Et pourtant, il n'est pas l'homme public qu'on croit. Un des héros de la libération d'Anjouan, le chef d'Etat-major est très réservé, au point que certains de ses frères d'arme ne le connaissaient pas. Il est si discret que ses amis le qualifient de marginal.
« Des gens et même des frères d'arme pensaient que je n'irais nulle part avec mon attitude de solitaire, mais j'ai toujours cru à mes convictions. Je considérais aussi mon retrait par rapport à la population comme une qualité et non un défaut. Dans tous les cas, mon métier de militaire ne me permet pas d'être partout dans les affaires du village. Cela me met en tous cas à l'abri des manipulations politiques et coutumières », réplique le désormais Général de brigade Salimou.
Ce fils de paysan est né il y a 45 ans dans la ville d'Antsirabé à Madagascar. Envoyé très tôt aux Comores, il fait partie de la première promotion qui ouvre l'école du village de se parents à Dzahadjou dans la région de Hambou au sud de la Grande-Comore. Après le collège à Salimani, le futur général découvre le lycée de la capitale fédérale où il décroche son bac A, trois ans plus tard. Service national oblige, il enseigne l'histoire dans un collège. Une passion qui va le suivre jusqu'à l'université.
Inscrit en première année d'histoire à l'école nationale supérieure de Mvouni, il ne fait qu'une année à cause de l'armée, un métier dont il n'a jamais rêvé. « C'est mon beau-père qui m'a dirigé vers cette profession. Il était dans le service de santé militaire et a eu écho du concours. Il m'a dit qu'il s'agissait d'un concours pour devenir un administrateur dans l'armée. Mais si je savais que j'allais faire l'armée, je n'allais probablement pas m'aventurer à faire ce concours », se souvient encore ce père de 2 enfants.

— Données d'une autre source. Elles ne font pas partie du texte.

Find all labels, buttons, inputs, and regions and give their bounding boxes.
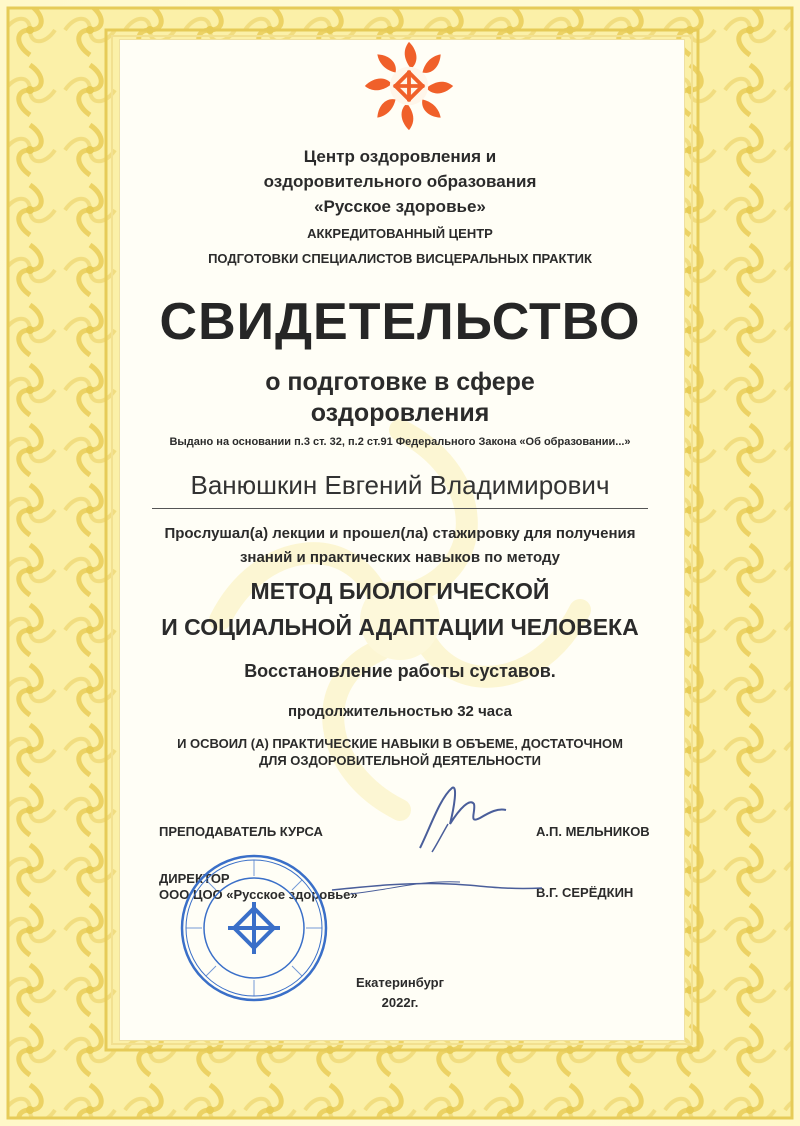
accredited-line2: ПОДГОТОВКИ СПЕЦИАЛИСТОВ ВИСЦЕРАЛЬНЫХ ПРАКТИК [208, 251, 592, 266]
method-line1: МЕТОД БИОЛОГИЧЕСКОЙ [250, 578, 550, 604]
issue-year: 2022г. [381, 995, 419, 1010]
city: Екатеринбург [355, 975, 445, 990]
certificate-title: СВИДЕТЕЛЬСТВО [159, 293, 641, 351]
teacher-signature-icon [410, 778, 520, 858]
course-duration: продолжительностью 32 часа [287, 703, 512, 720]
russian-health-logo-icon [361, 38, 457, 134]
org-name-line1: Центр оздоровления и [303, 147, 497, 166]
mastery-line1: И ОСВОИЛ (А) ПРАКТИЧЕСКИЕ НАВЫКИ В ОБЪЕМЕ, ДОСТАТОЧНОМ [177, 736, 623, 751]
director-role-line1: ДИРЕКТОР [159, 871, 230, 886]
legal-basis: Выдано на основании п.3 ст. 32, п.2 ст.91 Федерального Закона «Об образовании...» [169, 436, 631, 448]
org-name-line2: оздоровительного образования [263, 172, 537, 191]
org-name-line3: «Русское здоровье» [314, 197, 486, 216]
certificate-subtitle-line2: оздоровления [310, 399, 490, 427]
teacher-name: А.П. МЕЛЬНИКОВ [536, 824, 650, 839]
body-line2: знаний и практических навыков по методу [239, 549, 561, 566]
teacher-role: ПРЕПОДАВАТЕЛЬ КУРСА [159, 824, 323, 839]
recipient-name: Ванюшкин Евгений Владимирович [190, 470, 610, 500]
body-line1: Прослушал(а) лекции и прошел(ла) стажировку для получения [164, 525, 636, 542]
director-signature-icon [330, 872, 545, 902]
mastery-line2: ДЛЯ ОЗДОРОВИТЕЛЬНОЙ ДЕЯТЕЛЬНОСТИ [258, 753, 542, 768]
accredited-line1: АККРЕДИТОВАННЫЙ ЦЕНТР [307, 226, 493, 241]
director-role-line2: ООО ЦОО «Русское здоровье» [159, 887, 358, 902]
certificate-subtitle-line1: о подготовке в сфере [265, 368, 535, 396]
method-line2: И СОЦИАЛЬНОЙ АДАПТАЦИИ ЧЕЛОВЕКА [161, 614, 639, 640]
name-underline [152, 508, 648, 509]
director-name: В.Г. СЕРЁДКИН [536, 885, 634, 900]
course-topic: Восстановление работы суставов. [244, 661, 556, 681]
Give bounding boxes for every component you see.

Malgré sa méconnaissance de l'armée, il sort victorieux du concours qui lui ouvre les portes d'officier. Ironie du sort, il est convoqué dans les services de l'armée comorienne le même jour que le colonel Bacar. « Bacar avait fait un autre concours et moi un autre. On s'est retrouvé au même moment dans les bureaux de l'armée et chacun de nous s'est vu notifié sa destination. Il est parti à Brest et moi à Saint Cyr », explique le général Salimou, le tombeur de Bacar.
L'actuel haut gradé de l'armée comorienne a accédé à l'une des grandes écoles militaires du monde d'où il ressort avec un grade de sous-lieutenant et une maîtrise d'histoire. Avec des débuts difficiles dans cette prestigieuse académie militaire, il termine parmi les meilleurs de sa promotion avant de procéder à l'application à Montpellier dans l'infanterie. De retour au bercail en 1988, il intègre l'école nationale des forces armées et de gendarmerie (ENFAG) en tant que directeur des études.
Depuis cette date, Salimou découvre les dures réalités du métier avec ses hauts et ses bas. Il va parcourir presque tous les services et échelons de l'institution militaire qu'il n'a cessé de servir loyalement depuis vingt ans, par des navettes à la tête des compagnies entre Mutsamudu et Moroni. Ses détracteurs soutiennent « qu'il est rarement présent lors des événements qui secouent l'armée. Donc, il n'est jamais mis à l'épreuve ». Malgré ses multiples fonctions dans la Force armée comorienne (FAC), devenue en 1990 Force Comorienne de Défense (FCD), jusqu'à l'AND créé en 1996, Salimou a su garder son envie pour les études.
Il décroche en 1998, un DEA d'histoire et un diplôme d'Anglais aux Etats-Unis qui lui permettent d'être parmi les plus diplômés de l'armée. Salimou a connu une traversée du désert lors du régime militaire du colonel Azali [1999-2006] où il sera souvent écarté, jusqu'à même écoper d'un blâme. « J'ai été victime d'une injustice. On a voulu se débarrasser de moi parce que j'ai craché les 4 vérités à mes chefs », ajoute-t-il.
L'arrivée de Sambi au pouvoir est d'abord venue le sortir des tiroirs de Kandani. D'abord adjoint, Salimou finit par être nommé chef d'état-major en juillet 2007, en remplacement Du lieutenant-colonel Said Hamza. Avec la libération d'Anjouan le 25 mars dernier, sans aucune perte dans ses rangs, Salimou devient le premier général de l'AND à la tête d'un peu plus de 1000 hommes.
Les mauvaises langues disent que l'effectif de notre armée n'est pas suffisant pour avoir un général. Mais le général soutient que « le grade de général ne répond pas obligatoirement à des considérations militaires. D'autres pays encore plus petits que les Comores comme les Seychelles disposent de généraux. Et pourtant, ils ont des effectifs plus réduits que le notre », réplique le patron de l'armée comorienne.